SELECT c_firstname, c_lastname, COUNT( * ) AS NumOccurrences
FROM customers
GROUP BY c_firstname, c_lastname
HAVING (
NumOccurrences
) >1
ORDER BY COUNT( * ) DESC

Problem is, I’m left with about ten customers who appear to be duplicates but their addresses are different and therefore different customers with the same name. How can I somehow filter these out without comparing the addresses? Any help would be appreciated :slight_smile:

Don’t have? Or don’t do?
If they don’t have the possibility to do a quick search, can’t you give it to them?

so just add as a new customer - leaving me with duplicates in the database. I manually go through these and weed out any duplicates using the following query:

SELECT c_firstname, c_lastname, COUNT( * ) AS NumOccurrences
FROM customers
GROUP BY c_firstname, c_lastname
HAVING (
NumOccurrences
) >1
ORDER BY COUNT( * ) DESC

Problem is, I’m left with about ten customers who appear to be duplicates but their addresses are different and therefore different customers with the same name.
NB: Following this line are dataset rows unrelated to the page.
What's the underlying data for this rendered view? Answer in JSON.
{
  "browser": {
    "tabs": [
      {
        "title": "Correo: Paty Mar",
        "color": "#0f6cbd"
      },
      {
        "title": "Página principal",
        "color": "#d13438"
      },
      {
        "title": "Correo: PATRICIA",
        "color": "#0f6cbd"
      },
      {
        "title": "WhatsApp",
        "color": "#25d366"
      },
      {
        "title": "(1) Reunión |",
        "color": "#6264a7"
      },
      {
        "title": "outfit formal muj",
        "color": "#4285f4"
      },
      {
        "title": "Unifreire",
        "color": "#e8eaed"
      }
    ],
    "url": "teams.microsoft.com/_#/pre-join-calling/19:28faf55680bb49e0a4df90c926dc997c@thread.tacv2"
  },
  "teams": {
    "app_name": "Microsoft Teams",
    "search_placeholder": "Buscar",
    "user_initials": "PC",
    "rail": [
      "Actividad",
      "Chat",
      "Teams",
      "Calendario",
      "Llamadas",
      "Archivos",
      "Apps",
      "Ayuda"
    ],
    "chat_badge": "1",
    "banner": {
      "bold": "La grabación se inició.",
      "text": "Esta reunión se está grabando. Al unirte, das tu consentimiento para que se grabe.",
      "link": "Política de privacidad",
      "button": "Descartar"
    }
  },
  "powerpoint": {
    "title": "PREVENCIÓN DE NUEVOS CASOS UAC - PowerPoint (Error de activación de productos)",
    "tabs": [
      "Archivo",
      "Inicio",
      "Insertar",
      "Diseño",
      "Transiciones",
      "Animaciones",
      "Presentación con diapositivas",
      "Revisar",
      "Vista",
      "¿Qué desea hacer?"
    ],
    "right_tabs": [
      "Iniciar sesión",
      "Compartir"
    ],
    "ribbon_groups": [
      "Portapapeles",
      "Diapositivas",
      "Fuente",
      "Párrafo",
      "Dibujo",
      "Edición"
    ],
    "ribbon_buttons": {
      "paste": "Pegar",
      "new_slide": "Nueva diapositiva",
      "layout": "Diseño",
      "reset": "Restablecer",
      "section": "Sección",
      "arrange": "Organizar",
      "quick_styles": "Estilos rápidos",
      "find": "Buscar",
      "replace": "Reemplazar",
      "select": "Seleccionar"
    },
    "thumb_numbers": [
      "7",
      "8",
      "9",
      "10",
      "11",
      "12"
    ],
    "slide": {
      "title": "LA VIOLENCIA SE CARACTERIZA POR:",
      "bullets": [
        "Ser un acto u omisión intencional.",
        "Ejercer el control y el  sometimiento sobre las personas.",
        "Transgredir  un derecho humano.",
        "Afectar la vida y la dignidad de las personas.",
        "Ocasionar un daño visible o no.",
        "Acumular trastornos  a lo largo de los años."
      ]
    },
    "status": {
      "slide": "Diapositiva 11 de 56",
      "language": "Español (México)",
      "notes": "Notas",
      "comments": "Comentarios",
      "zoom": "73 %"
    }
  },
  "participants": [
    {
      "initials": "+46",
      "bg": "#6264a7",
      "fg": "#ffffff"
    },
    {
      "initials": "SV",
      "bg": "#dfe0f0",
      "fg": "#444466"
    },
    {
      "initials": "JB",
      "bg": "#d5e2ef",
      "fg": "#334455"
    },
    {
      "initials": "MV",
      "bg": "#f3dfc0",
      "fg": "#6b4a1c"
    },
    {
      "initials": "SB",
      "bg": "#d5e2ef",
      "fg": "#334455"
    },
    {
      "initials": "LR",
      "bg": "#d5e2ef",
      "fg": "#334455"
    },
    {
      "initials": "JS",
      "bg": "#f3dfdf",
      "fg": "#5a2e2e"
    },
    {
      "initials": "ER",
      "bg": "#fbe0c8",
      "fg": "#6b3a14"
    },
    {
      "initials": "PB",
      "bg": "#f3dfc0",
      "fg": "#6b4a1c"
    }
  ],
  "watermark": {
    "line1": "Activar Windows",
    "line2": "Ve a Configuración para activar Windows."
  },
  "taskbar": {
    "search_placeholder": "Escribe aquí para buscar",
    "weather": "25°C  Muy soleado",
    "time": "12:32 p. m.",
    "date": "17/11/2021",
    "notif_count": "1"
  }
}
If there can’t be duplicate firstname+lastname in the table, add a unique index on those two columns. Then in your application, all you have to do is check for a duplicate key error.

If there can be duplicates (and I guess this is the case with those ten customers), then you’d have to find another key that identifies them uniquely. For example firstname+lastname+address.

How can I somehow filter these out without comparing the addresses? Any help would be appreciated :slight_smile:

What exactly do you want to do? Exclude these ten from the duplicates without comparing the addresses? I don’t think that’s possible. How would you know the difference between a ‘real’ duplicate and a ‘fake’ one, without using the one piece of data that tells you if it’s real or fake?